China Will Now ‘Severely Punish’ the Selling, Eating of Wild Animals

Sunday, 01 Mar, 2020

Health experts have reportedly criticized China's trade of exotic animals for food saying that posed a significant threat to public health as it exposed consumers to unsafe pathogens. Farms that breed and transport wildlife were also quarantined and shut down.

China yesterday declared an immediate and "comprehensive" ban on the trade and consumption of wild animals, a practice believed to be responsible for the coronavirus outbreak. The outbreak at the time was additionally linked to wild-animal consumption. Earlier in 2002-2003, during the "SARS" virus outbreak, a temporary ban was imposed on the trade and consumption of wild animals.

In accordance with state newspaper Folks's Day by day, the passage of the proposal was "important" and "pressing" in serving to China win the battle in opposition to the epidemic, albeit Beijing is but to revise its wild animal safety legislation.

Many academics, environmentalists and residents in China have joined global conservation groups in calling for a permanent ban.

"The state health committee received from 31 provinces (areas, cities of central subordination) information about 78,824 confirmed cases of infection with the new type of coronavirus, including 39,919 people who are now sick (7,952 are in serious condition), 36,117 people were discharged from hospitals, 2,788 died", the committee said.

The wildlife trade is even estimated to be a multibillion dollar industry.

Since the outbreak of corona-virus, the Chinese economy is in shambles.

China Will Now ‘Severely Punish’ the Selling, Eating of Wild Animals
China Will Now ‘Severely Punish’ the Selling, Eating of Wild Animals

Three-quarters of new or emerging infectious diseases in people come from animals, according to the CDC.

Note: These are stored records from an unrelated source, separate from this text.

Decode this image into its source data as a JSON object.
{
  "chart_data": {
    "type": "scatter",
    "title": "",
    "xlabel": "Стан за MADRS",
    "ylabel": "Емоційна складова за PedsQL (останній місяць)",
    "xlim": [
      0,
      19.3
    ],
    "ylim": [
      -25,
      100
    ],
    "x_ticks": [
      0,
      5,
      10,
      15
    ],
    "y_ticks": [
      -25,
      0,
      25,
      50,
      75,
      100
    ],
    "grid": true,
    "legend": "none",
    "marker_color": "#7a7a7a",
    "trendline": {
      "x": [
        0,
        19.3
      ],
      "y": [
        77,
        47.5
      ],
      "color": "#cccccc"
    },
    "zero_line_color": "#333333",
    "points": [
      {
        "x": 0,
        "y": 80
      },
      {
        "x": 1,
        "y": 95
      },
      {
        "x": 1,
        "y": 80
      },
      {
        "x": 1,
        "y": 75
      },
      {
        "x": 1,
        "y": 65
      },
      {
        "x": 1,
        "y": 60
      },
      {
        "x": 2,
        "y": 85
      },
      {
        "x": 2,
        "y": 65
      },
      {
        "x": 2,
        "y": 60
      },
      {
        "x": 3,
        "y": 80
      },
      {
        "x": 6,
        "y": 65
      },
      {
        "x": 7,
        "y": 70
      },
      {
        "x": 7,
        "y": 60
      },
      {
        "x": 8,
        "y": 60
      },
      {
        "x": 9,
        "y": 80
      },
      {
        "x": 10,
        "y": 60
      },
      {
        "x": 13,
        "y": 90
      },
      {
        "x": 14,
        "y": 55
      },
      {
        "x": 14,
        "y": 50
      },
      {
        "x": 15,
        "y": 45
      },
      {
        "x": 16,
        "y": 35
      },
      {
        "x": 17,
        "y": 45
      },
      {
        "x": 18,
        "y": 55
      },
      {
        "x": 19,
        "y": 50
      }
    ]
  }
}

The report added that the measure was aimed at "safeguarding public health and ecological security".

"This will help stop the sale of wildlife and prevent humans from coming in contact with them and thus greatly reduce the chances of animal-to-human disease transmission".

Genetic evidence suggests that the new coronavirus nearly certainly originated in bats, which passed it to another animal.

Police look at items seized from store suspected of trafficking wildlife in Guangde city in central China's Anhui Province. Numerous first people to fall ill in December 2019 were exposed to wildlife at the Huanan seafood wholesale market, where animals including poultry, snakes, and bats were sold. Sought after for use in traditional medicine and folk remedies, "There is no scientific evidence showing that pangolin scales are effective as a treatment", the South China Morning Post reported in 2018.

"If we heed the warning not only will we protect human life but we could actually save species like pangolins", he added.